Machine Vs. Constitution
Attorneys have argued that, because the red-light camera technician in charge of preparing evidence didn’t show up at the trial, therefore the images could not be admitted. The attorneys based the legal argument on behalf of the defendant’s constitutional right, to face the accuser. In this case, the accuser is a surveillance camera which is a machine! (I am starting to believe that machines will take over soon! And we will start living the TERMINATOR movie by Arnold Schwarzenegger. Ironically Schwarzenegger was the governor of California…

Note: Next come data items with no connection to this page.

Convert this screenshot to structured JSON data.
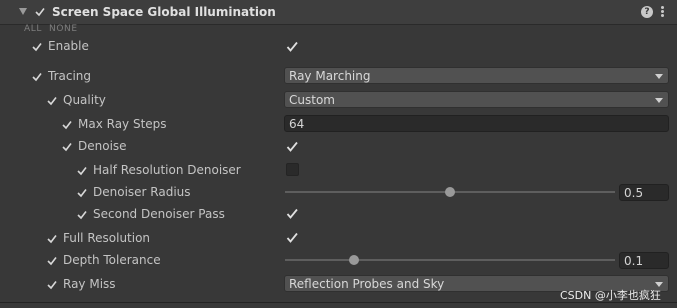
{
  "header": {
    "title": "Screen Space Global Illumination",
    "help_glyph": "?",
    "enabled": true
  },
  "toggle_all": {
    "all_label": "ALL",
    "none_label": "NONE"
  },
  "rows": {
    "enable": {
      "label": "Enable",
      "overridden": true,
      "value": true
    },
    "tracing": {
      "label": "Tracing",
      "overridden": true,
      "value": "Ray Marching"
    },
    "quality": {
      "label": "Quality",
      "overridden": true,
      "value": "Custom"
    },
    "max_ray_steps": {
      "label": "Max Ray Steps",
      "overridden": true,
      "value": "64"
    },
    "denoise": {
      "label": "Denoise",
      "overridden": true,
      "value": true
    },
    "half_res_denoiser": {
      "label": "Half Resolution Denoiser",
      "overridden": true,
      "value": false
    },
    "denoiser_radius": {
      "label": "Denoiser Radius",
      "overridden": true,
      "value": "0.5",
      "slider_fraction": 0.5
    },
    "second_denoiser_pass": {
      "label": "Second Denoiser Pass",
      "overridden": true,
      "value": true
    },
    "full_resolution": {
      "label": "Full Resolution",
      "overridden": true,
      "value": true
    },
    "depth_tolerance": {
      "label": "Depth Tolerance",
      "overridden": true,
      "value": "0.1",
      "slider_fraction": 0.2
    },
    "ray_miss": {
      "label": "Ray Miss",
      "overridden": true,
      "value": "Reflection Probes and Sky"
    }
  },
  "watermark": "CSDN @小李也疯狂",
  "colors": {
    "background": "#383838",
    "header": "#3e3e3e",
    "text": "#c4c4c4",
    "check": "#d8d8d8"
  }
}
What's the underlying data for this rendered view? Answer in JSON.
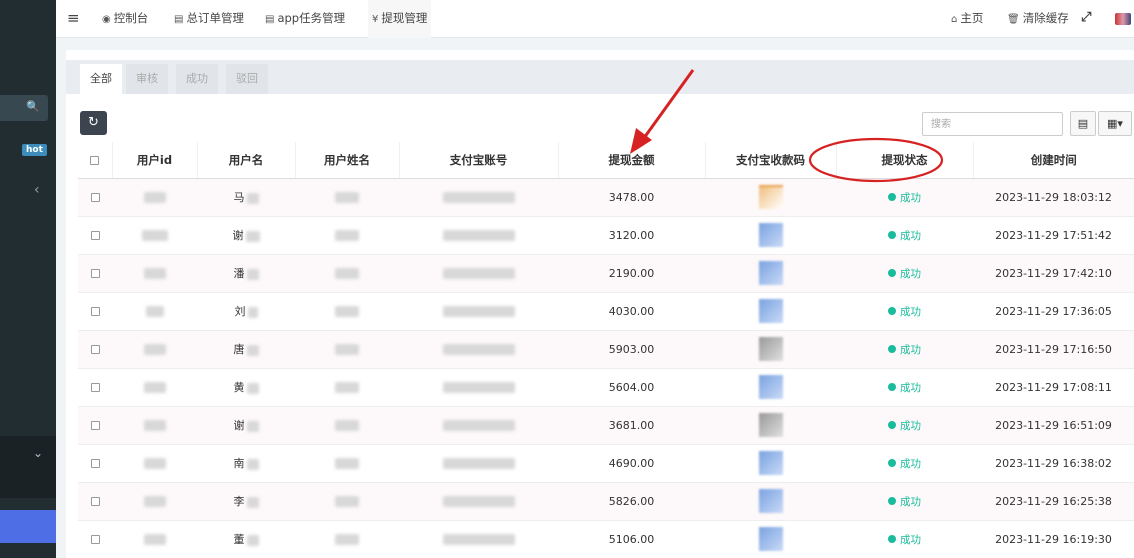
{
  "sidebar": {
    "hot_badge": "hot"
  },
  "topbar": {
    "menu_icon": "≡",
    "tabs": [
      {
        "icon": "dashboard-icon",
        "label": "控制台"
      },
      {
        "icon": "file-icon",
        "label": "总订单管理"
      },
      {
        "icon": "list-icon",
        "label": "app任务管理"
      },
      {
        "icon": "yen-icon",
        "label": "提现管理"
      }
    ],
    "home": "主页",
    "clear_cache": "清除缓存"
  },
  "filter_tabs": [
    "全部",
    "审核",
    "成功",
    "驳回"
  ],
  "toolbar": {
    "search_placeholder": "搜索"
  },
  "table": {
    "headers": [
      "用户id",
      "用户名",
      "用户姓名",
      "支付宝账号",
      "提现金额",
      "支付宝收款码",
      "提现状态",
      "创建时间"
    ],
    "rows": [
      {
        "name": "马",
        "amount": "3478.00",
        "status": "成功",
        "time": "2023-11-29 18:03:12",
        "qr": "o"
      },
      {
        "name": "谢",
        "amount": "3120.00",
        "status": "成功",
        "time": "2023-11-29 17:51:42",
        "qr": "b"
      },
      {
        "name": "潘",
        "amount": "2190.00",
        "status": "成功",
        "time": "2023-11-29 17:42:10",
        "qr": "b"
      },
      {
        "name": "刘",
        "amount": "4030.00",
        "status": "成功",
        "time": "2023-11-29 17:36:05",
        "qr": "b"
      },
      {
        "name": "唐",
        "amount": "5903.00",
        "status": "成功",
        "time": "2023-11-29 17:16:50",
        "qr": "g"
      },
      {
        "name": "黄",
        "amount": "5604.00",
        "status": "成功",
        "time": "2023-11-29 17:08:11",
        "qr": "b"
      },
      {
        "name": "谢",
        "amount": "3681.00",
        "status": "成功",
        "time": "2023-11-29 16:51:09",
        "qr": "g"
      },
      {
        "name": "南",
        "amount": "4690.00",
        "status": "成功",
        "time": "2023-11-29 16:38:02",
        "qr": "b"
      },
      {
        "name": "李",
        "amount": "5826.00",
        "status": "成功",
        "time": "2023-11-29 16:25:38",
        "qr": "b"
      },
      {
        "name": "董",
        "amount": "5106.00",
        "status": "成功",
        "time": "2023-11-29 16:19:30",
        "qr": "b"
      }
    ]
  },
  "annotation_color": "#d62222"
}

The California Court Supreme Court decision may be a definite warning that there will be several red-light camera tickets will be issued soon! The surveillance traffic camera companies will be back in business splitting fees! $436.00 can a long way; The surveillance traffic camera companies will start a profit after one hour!

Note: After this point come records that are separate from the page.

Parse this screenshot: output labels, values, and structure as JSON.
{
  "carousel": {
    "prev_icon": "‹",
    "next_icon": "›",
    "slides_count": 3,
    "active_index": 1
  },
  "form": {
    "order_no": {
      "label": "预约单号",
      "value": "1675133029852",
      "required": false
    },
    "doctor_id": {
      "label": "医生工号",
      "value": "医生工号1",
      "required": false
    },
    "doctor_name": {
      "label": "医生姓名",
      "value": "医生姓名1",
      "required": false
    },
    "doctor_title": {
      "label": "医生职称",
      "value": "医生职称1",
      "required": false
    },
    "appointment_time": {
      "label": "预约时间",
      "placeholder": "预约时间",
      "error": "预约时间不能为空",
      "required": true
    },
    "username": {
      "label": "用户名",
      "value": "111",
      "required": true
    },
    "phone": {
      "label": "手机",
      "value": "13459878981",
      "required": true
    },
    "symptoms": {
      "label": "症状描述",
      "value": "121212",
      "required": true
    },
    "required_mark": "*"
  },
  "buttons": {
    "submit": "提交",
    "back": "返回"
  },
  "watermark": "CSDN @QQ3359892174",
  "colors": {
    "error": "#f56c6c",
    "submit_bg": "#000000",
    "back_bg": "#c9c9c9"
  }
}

Here is the news article !
SAN FRANCISCO — The California Supreme Court on Thursday made it easier for prosecutors to use red-light camera evidence against drivers who fail to stop at traffic signals.
In a ruling issued in San Francisco, the court unanimously said that images and data automatically recorded by the cameras have a “presumption of authenticity” similar to the presumption for other types of photos and videos. Under the presumption, the camera evidence is considered valid unless a defendant can successfully challenge it. The court ruled in the case of Carmen Goldsmith, who was convicted in Los Angeles County Superior Court of a traffic infraction and fined $436 for failing to stop at a red light at an intersection in Inglewood in 2009. The only prosecution witness in the non-jury trial was an Inglewood police investigator who had not personally witnessed the incident, but who had worked in red-light camera enforcement for six years and who testified about how the system worked. In her appeal, Goldsmith argued that prosecutors should have been required to provide more evidence to authenticate the cameras. She also claimed the recordings should have been considered second-hand hearsay evidence. But the state high court upheld a California law that provides that red-light camera evidence has the same presumption of validity as other types of photos and videos. Chief Justice Tani Cantil-Sakauye wrote that from the investigator’s testimony, “it can be reasonably inferred that the (camera) system automatically and contemporaneously recorded the images of the intersection and the date imprinted on the photographs.” “No elaborate showing of accuracy is required” for the automatically produced images and data, the chief justice said. The court also rejected Goldsmith’s claim that the camera evidence was hearsay, which is defined as second-hand evidence about a statement made by a person. The panel said the automatically generated camera images and data were presentations of information by a machine, not a person. “The evidence code does not contemplate that a machine can make a statement,” Cantil-Sakauye wrote, quoting from an earlier ruling. Under the red-light camera system, which is authorized by the California Vehicle Code, drivers are identified through photos of their license plates.